The Bread and the Blood

I had an interesting reflection last Sunday. I don't want to call it a revelation, as it wasn't that strong or clear. More of just a thought or reflection. Maybe I'm off track, or maybe I just wasn't hearing God's voice that clearly...

Anyway, we had our 5 year anniversary at Solid Rock Easter weekend and last Sunday was kind of a family chat going over the direction the church is heading. We then went into Heb 12:1 and Matt 18:1. Afterwards, we took communion as usual.

At Solid Rock communion is a little different. While the worship band plays, everyone goes up to the tables as they choose and goes back and has communion by themselves. It is a personal time with God as opposed to a corporate thing as with every other church I've been a part of. Personally, I like it. The lights are down low and there is ample time to get right with God.

As I was sitting there reflecting on the message and praying, I sensed that God was moving me away from the usual focus of the Bread as Christ's flesh and the Juice as Christ's blood. Not to start heresy, as I firmly believe that the bread does symbolize Christ's body and the juice (wine) the remembrance of Christ's sacrifice for us. The washing away of our sin by His blood. But I felt that He was opening my mind to a more personal and practical application of that truth.

In 1 Corinth 10:16, Paul refers to the communion as the fellowship of the body and blood of Christ. Later in 1 Corinth 12:27 he refers to us as Christ's body, with each of us having a part.

God took me to a place on Sunday where I took my focus solely of Christ's body and saw what he was doing through His Church. Again, this isn't taking anything away from my devotion to Christ, but a recognition of His work through the body of believers. It is Christ who came to teach us how to live a life acceptable to God, and it is us who are walking that life out. Christ ministers to other's through us. Christ ministers to us through others. Not only are we a part of the body of Christ, but we need the rest of the body to be complete.

Where I had a problem with this reflection was with the blood. There is no way that we, a broken and sinful people could ever wash away the sin of others. It is Christ's sacrifice alone that allows us into the presence of God. His one-time sacrifice was sufficient for all. Christ's sacrifice has ushered in a new covenant between God and the follower's of Christ.

But there is still a part for the church to play in the blood and this new covenant. Yes, communion is in remembrance of his sacrifice and the washing away of our sin, but it also is a reminder for us that we are to help administer that forgiveness to others. While we can't wash away any one's sins, we don't have to hold their sins against them. We are to help the lost understand what Christ has done and prayerfully lead them into a saving relationship with Christ. We are to come alongside struggling Christians and help them walk through the issues that they are struggling with and administer His healing balm.

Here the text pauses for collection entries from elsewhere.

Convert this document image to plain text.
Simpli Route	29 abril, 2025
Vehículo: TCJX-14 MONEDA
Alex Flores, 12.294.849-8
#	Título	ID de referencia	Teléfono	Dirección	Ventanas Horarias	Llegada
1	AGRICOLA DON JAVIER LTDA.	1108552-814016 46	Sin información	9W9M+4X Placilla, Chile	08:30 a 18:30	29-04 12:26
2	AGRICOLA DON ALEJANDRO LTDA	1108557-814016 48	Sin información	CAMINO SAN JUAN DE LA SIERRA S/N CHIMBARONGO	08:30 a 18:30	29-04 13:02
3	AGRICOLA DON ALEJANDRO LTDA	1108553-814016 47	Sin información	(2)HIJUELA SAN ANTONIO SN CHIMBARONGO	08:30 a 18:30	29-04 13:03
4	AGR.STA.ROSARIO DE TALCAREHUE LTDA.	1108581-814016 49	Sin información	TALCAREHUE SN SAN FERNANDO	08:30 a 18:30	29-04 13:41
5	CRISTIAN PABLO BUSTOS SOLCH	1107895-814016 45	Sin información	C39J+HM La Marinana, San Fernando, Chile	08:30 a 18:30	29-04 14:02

Just as Christ loves us we are to love others. If God has forgiven a sinner, who are we to hold their sin against them.

The next time you take communion, after a time of personal reflection, take your eyes off yourself and look at the big picture. Look around you at the Body of Christ and ask God what He is doing and what part you are to play in it. Where are you to spread a little of that precious blood?